Ce n’est pas la première fois que « Creep » change de peau selon qui s’en empare. Chrissie Hynde en a fait une ballade presque tendre avec les Pretenders.

Une chorale l’a transformée en thème inquiétant pour le film The Social Network. Les créateurs du film d’animation The Book of Life ont dit avoir voulu l’utiliser exactement comme elle est censée l’être : pour un adolescent qui sent qu’il n’a pas sa place.
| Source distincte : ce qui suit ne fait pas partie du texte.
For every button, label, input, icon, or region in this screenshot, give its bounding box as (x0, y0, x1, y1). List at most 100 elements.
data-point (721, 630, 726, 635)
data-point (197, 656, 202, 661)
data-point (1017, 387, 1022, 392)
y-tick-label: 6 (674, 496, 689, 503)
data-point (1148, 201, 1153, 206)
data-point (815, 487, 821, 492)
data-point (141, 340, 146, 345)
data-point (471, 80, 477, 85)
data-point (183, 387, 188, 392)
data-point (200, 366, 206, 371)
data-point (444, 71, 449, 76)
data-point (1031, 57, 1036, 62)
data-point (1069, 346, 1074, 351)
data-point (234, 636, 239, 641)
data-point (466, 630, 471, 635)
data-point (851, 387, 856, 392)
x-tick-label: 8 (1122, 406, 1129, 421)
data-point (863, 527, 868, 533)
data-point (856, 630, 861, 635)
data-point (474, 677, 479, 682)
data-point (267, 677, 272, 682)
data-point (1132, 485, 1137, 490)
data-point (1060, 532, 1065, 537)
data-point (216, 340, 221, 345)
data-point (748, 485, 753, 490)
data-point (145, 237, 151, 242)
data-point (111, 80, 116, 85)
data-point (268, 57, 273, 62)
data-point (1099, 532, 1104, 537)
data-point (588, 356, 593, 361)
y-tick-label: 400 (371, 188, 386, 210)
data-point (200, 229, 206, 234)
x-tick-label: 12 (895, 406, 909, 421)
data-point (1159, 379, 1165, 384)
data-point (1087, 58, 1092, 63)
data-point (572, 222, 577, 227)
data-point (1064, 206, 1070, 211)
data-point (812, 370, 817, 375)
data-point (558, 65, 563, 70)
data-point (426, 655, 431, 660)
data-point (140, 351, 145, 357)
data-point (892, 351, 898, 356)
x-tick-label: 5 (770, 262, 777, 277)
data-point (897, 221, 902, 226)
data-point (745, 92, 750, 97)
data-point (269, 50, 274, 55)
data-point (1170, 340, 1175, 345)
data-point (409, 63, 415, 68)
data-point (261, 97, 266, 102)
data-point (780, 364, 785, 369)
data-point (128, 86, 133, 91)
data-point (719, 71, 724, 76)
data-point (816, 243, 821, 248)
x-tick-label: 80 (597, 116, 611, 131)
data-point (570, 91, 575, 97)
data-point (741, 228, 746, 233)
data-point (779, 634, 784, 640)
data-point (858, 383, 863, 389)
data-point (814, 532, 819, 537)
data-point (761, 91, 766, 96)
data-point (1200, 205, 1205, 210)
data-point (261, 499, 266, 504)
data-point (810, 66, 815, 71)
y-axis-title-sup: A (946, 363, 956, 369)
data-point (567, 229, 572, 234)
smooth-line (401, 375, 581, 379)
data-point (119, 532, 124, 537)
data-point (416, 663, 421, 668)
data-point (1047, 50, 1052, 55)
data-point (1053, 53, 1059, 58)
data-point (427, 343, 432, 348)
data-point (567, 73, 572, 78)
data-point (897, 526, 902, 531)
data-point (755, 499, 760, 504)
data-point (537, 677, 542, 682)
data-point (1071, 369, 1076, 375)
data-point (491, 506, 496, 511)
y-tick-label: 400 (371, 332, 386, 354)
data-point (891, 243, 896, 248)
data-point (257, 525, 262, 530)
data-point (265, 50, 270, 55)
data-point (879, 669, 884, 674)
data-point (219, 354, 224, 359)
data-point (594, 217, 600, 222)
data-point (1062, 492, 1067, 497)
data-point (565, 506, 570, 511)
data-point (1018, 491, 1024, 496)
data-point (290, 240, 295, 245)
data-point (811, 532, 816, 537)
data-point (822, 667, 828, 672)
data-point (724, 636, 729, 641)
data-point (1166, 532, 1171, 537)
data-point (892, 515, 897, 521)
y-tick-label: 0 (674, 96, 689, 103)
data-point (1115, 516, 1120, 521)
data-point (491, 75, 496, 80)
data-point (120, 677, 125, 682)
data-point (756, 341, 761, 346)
Tom Ellis, lui, l’a reprise au piano dans la série Lucifer, où le morceau ouvre la saison 4 : le diable, largué par celle qu’il aime après qu’elle a vu son vrai visage, rejoue la chanson soir après soir dans son club, pendant que la salle se vide et se remplit autour de lui sans qu’il s’arrête. L’acteur a raconté par la suite avoir adoré interpréter ce titre, qu’il considère comme un des grands morceaux des années 90, et qui collait selon lui parfaitement à ce que traversait son personnage à ce moment de l’histoire.
Chaque reprise déplace un peu le centre de gravité du morceau, entre honte, colère, tendresse ou, comme chez John Pierce, seconde chance.
Le creep parmi les creeps
Le jeu de rôle sur table traîne depuis toujours cette image un peu moqueuse : des gens bizarres qui se retrouvent autour d’une table pour incarner des personnages qui n’existent pas. Une passion qu’on a longtemps regardée de travers, et qui continue, malgré des décennies de démocratisation, à porter cette étiquette de loisir de geeks, de nerds, de types un peu à côté.
Sauf que cette communauté déjà perçue comme à part a, elle aussi, ses propres codes, ses propres hiérarchies, ses propres façons de désigner qui est vraiment à sa place et qui ne l’est pas tout à fait. On peut être rôliste depuis vingt ans et se sentir quand même décalé à une table, pour des raisons qui tiennent au genre, à la façon de jouer, à la place qu’on occupe dans un groupe, à mille autres choses. Le weirdo a, lui aussi, ses propres weirdos.
C’est exactement ce que « Creep » vient toucher. Pas seulement le fait de ne pas trouver sa place dans le monde en général, mais quelque chose de plus resserré : ne pas trouver sa place là où on pensait, justement, avoir enfin trouvé un endroit pour soi. La chanson parle de ça avec une précision assez rare, cette sensation d’être de trop jusque dans l’endroit censé accueillir les gens de trop.
Ça se rejoue à toutes les tables. Un PJ qui reste en retrait pendant que le reste du groupe avance sans lui. Un joueur qui n’ose pas proposer une idée parce qu’il sent bien qu’elle ne colle pas au ton que les autres ont installé. Une manière de jouer jugée trop sérieuse, ou pas assez, par rapport à une norme jamais énoncée mais toujours présente. Rien de dramatique, la plupart du temps, juste ce petit décalage permanent que la chanson de Radiohead résume en une poignée de mots qu’on n’a pas besoin de citer pour que chacun les ait déjà en tête.